Medial Epicondylitis
Golfers’ Elbow or medial epicondylitis is a painful inflammation of the flexor retinaculum (musculotendinous insertion of the flexor muscles of the forearm). It presents as pain over the inner or medial aspect of the elbow. It presents most commonly as the result of a chronic overuse injury such as in the repetitive stress associated with turning a wrench, hammering or swinging a golf club. It usually affects the dominant arm. It is similar to but less common than “Tennis Elbow” which affects the insertion of the extensor muscles of the forearm on the lateral aspect of the elbow.
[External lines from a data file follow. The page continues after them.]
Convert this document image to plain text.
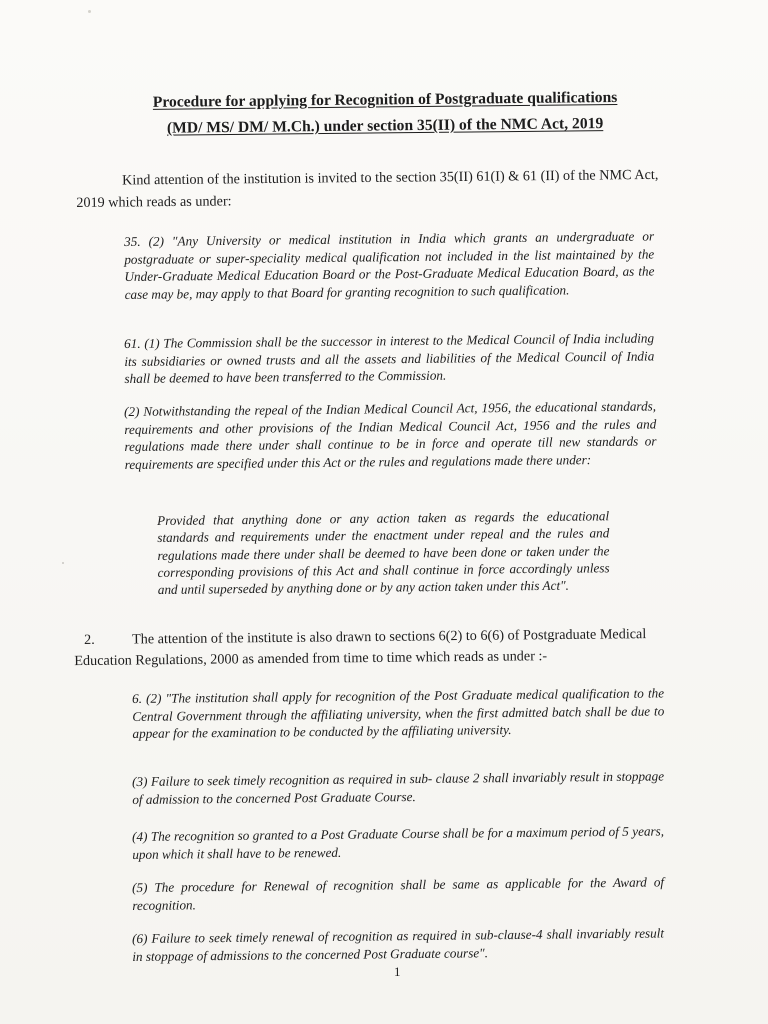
Procedure for applying for Recognition of Postgraduate qualifications
(MD/ MS/ DM/ M.Ch.) under section 35(II) of the NMC Act, 2019
Kind attention of the institution is invited to the section 35(II) 61(I) & 61 (II) of the NMC Act,
2019 which reads as under:
35. (2) "Any University or medical institution in India which grants an undergraduate or postgraduate or super-speciality medical qualification not included in the list maintained by the Under-Graduate Medical Education Board or the Post-Graduate Medical Education Board, as the case may be, may apply to that Board for granting recognition to such qualification.
61. (1) The Commission shall be the successor in interest to the Medical Council of India including its subsidiaries or owned trusts and all the assets and liabilities of the Medical Council of India shall be deemed to have been transferred to the Commission.
(2) Notwithstanding the repeal of the Indian Medical Council Act, 1956, the educational standards, requirements and other provisions of the Indian Medical Council Act, 1956 and the rules and regulations made there under shall continue to be in force and operate till new standards or requirements are specified under this Act or the rules and regulations made there under:
Provided that anything done or any action taken as regards the educational standards and requirements under the enactment under repeal and the rules and regulations made there under shall be deemed to have been done or taken under the corresponding provisions of this Act and shall continue in force accordingly unless and until superseded by anything done or by any action taken under this Act".
2.	The attention of the institute is also drawn to sections 6(2) to 6(6) of Postgraduate Medical
Education Regulations, 2000 as amended from time to time which reads as under :-
6. (2) "The institution shall apply for recognition of the Post Graduate medical qualification to the Central Government through the affiliating university, when the first admitted batch shall be due to appear for the examination to be conducted by the affiliating university.
(3) Failure to seek timely recognition as required in sub- clause 2 shall invariably result in stoppage of admission to the concerned Post Graduate Course.
(4) The recognition so granted to a Post Graduate Course shall be for a maximum period of 5 years, upon which it shall have to be renewed.
(5) The procedure for Renewal of recognition shall be same as applicable for the Award of recognition.
(6) Failure to seek timely renewal of recognition as required in sub-clause-4 shall invariably result in stoppage of admissions to the concerned Post Graduate course".
1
A history of a weak grasp associated with pain (and occasionally numbness in the little and ring fingers) after activities like golf or carpentry would be highly suggestive. The examination would reveal tenderness anterior and distal to the medial epicondyle worse with resisted wrist flexion and forearm pronation. The diagnosis is clinical and x-rays are not usually helpful. Occasionally an EMG (electromyogram) is indicated if there are any neurological symptoms present. It is also important to rule out a cervical disc or elbow joint problem and on occasion a CT or MRI scan is indicated.

Treatment depends on the duration of the symptoms, the activities that have caused the problem and the motivation of the patient. Generally the longer symptoms have been present the slower the recovery. Initial treatment is aimed at diminishing inflammation through activity modification and rest, ice, anti-inflammatory medications and occasionally splinting. The next phase involves stretching and strengthening and can include modalities such as electrical stimulation, ultrasonography, phonophoresis and acupuncture. Strengthening progresses from elastic “therabands” to hand weights. Occasionally steroid injection is a reasonable treatment option. Surgical release is usually done only after 6 to 12 months of failed conservative treatment. The final phase of treatment consists of functional rehabilitation through close attention to correct swing mechanics, retraining and prevention. Medial counterforce braces and larger club grips can be used for golf. The advice of a golf pro could save you a lot of grief and might be well worth the expense.

Don’t let golfers’ elbow keep you off the green.